Nishant SunejaHarvard Medical School, USA
Title: Racial Differences in Orthopedic Trauma Surgery
Racial discrepancies among patients in the United States undergoing orthopedic trauma surgery have not been investigated. Issues relating to socioeconomic status and access to care have played a role in the health outcomes of racial groups. In orthopedic surgery, recent joint arthroplasty literature has shown significant racial differences in the use of elective joint arthroplasty. Furthermore, studies also suggest increased rates of early complication in racial minority groups. In general, little information exists on the postoperative outcomes of racial minority groups in orthopedic surgery. We retrospectively queried the National Surgical Quality Improvement Program database to identify patients undergoing orthopedic trauma surgery between 2008 and 2016. Patients of all ages who underwent orthopedic trauma surgery were identified using Current Procedural Terminology codes. Patients classified as either Black or White were included in the study. Demographic data, comorbidities, and basic surgical data were compared between the groups.
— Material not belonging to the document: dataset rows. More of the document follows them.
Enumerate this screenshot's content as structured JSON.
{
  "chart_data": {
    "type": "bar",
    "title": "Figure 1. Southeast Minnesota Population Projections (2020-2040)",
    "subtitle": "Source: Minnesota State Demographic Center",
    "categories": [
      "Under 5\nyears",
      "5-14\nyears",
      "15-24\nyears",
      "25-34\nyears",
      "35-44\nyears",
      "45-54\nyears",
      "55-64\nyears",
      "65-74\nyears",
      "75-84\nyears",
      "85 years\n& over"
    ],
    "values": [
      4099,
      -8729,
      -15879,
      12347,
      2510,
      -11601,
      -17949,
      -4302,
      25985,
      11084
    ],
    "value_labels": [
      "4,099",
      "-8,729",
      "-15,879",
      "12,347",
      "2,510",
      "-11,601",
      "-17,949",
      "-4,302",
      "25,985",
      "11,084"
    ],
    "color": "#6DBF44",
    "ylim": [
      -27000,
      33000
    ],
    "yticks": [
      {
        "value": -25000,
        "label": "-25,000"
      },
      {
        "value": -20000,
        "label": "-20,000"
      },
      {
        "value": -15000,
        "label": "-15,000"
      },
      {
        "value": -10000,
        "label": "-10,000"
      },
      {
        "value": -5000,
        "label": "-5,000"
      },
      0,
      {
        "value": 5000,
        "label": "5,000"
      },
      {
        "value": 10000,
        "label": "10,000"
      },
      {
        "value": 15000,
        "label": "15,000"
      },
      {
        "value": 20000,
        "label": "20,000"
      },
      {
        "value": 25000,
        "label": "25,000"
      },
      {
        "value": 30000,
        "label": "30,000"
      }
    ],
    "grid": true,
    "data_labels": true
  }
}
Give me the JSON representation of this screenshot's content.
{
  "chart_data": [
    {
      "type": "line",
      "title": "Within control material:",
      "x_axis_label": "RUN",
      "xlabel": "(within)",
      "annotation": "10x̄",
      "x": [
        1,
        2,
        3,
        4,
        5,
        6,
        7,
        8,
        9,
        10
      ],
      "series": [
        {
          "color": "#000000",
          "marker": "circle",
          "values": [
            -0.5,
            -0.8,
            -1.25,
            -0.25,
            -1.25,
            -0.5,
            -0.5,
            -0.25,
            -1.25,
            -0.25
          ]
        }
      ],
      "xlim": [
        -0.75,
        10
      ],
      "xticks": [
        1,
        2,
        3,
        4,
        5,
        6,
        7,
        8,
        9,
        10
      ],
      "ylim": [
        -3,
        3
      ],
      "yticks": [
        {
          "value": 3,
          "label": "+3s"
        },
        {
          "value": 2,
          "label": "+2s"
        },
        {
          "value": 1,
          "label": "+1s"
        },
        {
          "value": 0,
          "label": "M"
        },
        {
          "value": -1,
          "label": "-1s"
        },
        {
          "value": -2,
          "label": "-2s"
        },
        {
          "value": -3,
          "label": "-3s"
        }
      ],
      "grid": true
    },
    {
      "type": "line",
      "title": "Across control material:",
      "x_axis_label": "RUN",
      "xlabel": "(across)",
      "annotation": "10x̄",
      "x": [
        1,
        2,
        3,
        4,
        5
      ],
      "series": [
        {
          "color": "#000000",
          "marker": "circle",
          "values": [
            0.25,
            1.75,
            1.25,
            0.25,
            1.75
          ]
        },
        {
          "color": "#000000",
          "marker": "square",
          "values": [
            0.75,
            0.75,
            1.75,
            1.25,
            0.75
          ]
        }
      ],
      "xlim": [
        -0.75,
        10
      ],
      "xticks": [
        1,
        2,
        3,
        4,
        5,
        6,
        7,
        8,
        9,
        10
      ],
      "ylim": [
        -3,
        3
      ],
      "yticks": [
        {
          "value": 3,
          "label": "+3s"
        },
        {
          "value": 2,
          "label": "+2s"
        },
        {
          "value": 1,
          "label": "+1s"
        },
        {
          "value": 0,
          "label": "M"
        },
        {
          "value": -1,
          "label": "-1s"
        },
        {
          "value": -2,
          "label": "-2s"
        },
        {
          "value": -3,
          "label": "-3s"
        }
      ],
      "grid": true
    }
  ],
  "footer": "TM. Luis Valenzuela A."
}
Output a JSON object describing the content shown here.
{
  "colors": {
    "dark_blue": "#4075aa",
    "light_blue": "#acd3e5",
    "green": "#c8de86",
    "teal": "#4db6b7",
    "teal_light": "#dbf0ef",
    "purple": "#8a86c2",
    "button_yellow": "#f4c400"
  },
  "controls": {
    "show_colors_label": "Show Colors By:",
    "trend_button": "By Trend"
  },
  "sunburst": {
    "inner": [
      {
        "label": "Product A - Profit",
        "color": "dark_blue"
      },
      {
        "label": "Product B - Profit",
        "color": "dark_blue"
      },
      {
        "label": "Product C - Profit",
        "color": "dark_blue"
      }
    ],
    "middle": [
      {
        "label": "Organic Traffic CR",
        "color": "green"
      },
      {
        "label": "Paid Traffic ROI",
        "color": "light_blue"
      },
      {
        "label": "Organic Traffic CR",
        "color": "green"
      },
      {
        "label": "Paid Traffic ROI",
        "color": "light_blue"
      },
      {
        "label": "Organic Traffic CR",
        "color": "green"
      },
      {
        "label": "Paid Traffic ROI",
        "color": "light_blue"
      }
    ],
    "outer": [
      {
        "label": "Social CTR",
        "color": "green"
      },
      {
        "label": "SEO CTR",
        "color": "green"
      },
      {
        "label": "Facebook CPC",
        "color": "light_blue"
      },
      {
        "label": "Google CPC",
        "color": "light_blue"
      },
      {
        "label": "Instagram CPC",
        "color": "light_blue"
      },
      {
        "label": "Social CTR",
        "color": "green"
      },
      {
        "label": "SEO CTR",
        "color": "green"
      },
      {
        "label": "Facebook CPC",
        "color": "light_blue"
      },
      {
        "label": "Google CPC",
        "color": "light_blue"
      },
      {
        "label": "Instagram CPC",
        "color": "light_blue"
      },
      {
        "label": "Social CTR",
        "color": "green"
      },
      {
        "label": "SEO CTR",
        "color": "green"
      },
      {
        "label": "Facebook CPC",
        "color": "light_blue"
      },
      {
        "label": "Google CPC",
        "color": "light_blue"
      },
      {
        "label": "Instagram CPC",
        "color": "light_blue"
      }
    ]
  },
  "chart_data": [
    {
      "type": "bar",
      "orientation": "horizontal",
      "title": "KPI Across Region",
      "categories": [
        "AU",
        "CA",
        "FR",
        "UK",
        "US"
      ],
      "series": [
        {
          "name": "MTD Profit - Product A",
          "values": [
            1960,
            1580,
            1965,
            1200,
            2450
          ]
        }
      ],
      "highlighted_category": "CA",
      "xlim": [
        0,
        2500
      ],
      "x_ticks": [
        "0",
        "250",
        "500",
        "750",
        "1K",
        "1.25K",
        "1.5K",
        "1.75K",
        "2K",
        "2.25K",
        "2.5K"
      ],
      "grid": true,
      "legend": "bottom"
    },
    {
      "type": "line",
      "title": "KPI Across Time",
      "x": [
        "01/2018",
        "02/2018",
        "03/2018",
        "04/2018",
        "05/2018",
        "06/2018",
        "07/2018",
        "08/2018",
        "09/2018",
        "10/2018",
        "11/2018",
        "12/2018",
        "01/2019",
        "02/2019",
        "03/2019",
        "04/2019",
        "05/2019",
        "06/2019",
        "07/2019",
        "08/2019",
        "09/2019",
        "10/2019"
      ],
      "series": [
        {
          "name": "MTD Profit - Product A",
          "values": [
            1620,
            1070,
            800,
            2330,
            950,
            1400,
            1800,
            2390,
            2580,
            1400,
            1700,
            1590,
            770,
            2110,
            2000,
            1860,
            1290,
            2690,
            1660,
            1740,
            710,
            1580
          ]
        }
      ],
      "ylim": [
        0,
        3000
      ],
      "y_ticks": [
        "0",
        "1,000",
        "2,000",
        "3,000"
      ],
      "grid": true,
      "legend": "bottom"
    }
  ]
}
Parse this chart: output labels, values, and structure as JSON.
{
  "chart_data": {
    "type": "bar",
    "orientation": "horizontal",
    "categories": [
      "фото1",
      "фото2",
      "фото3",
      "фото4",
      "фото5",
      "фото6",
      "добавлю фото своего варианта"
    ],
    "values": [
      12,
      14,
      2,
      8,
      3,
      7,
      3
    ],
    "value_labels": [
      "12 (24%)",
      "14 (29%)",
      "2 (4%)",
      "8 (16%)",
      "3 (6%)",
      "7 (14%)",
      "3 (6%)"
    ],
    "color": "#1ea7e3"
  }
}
Adverse outcomes in the initial 30 days postoperative were also examined. Higher frequencies of deep wound infection (0.5% vs 0.3%, P=.002) were noted among Black patients, with decreased mortality (0.3% vs 0.6%, P=.004) and postoperative transfusion (2.7% vs 3.8%, P<.001) rates, compared with White patients. Clear differences exist in the demographic, surgical, and outcome data between Black and White patients undergoing orthopedic trauma surgery. More epidemiological studies are required to further investigate racial differences in orthopedic trauma surgery.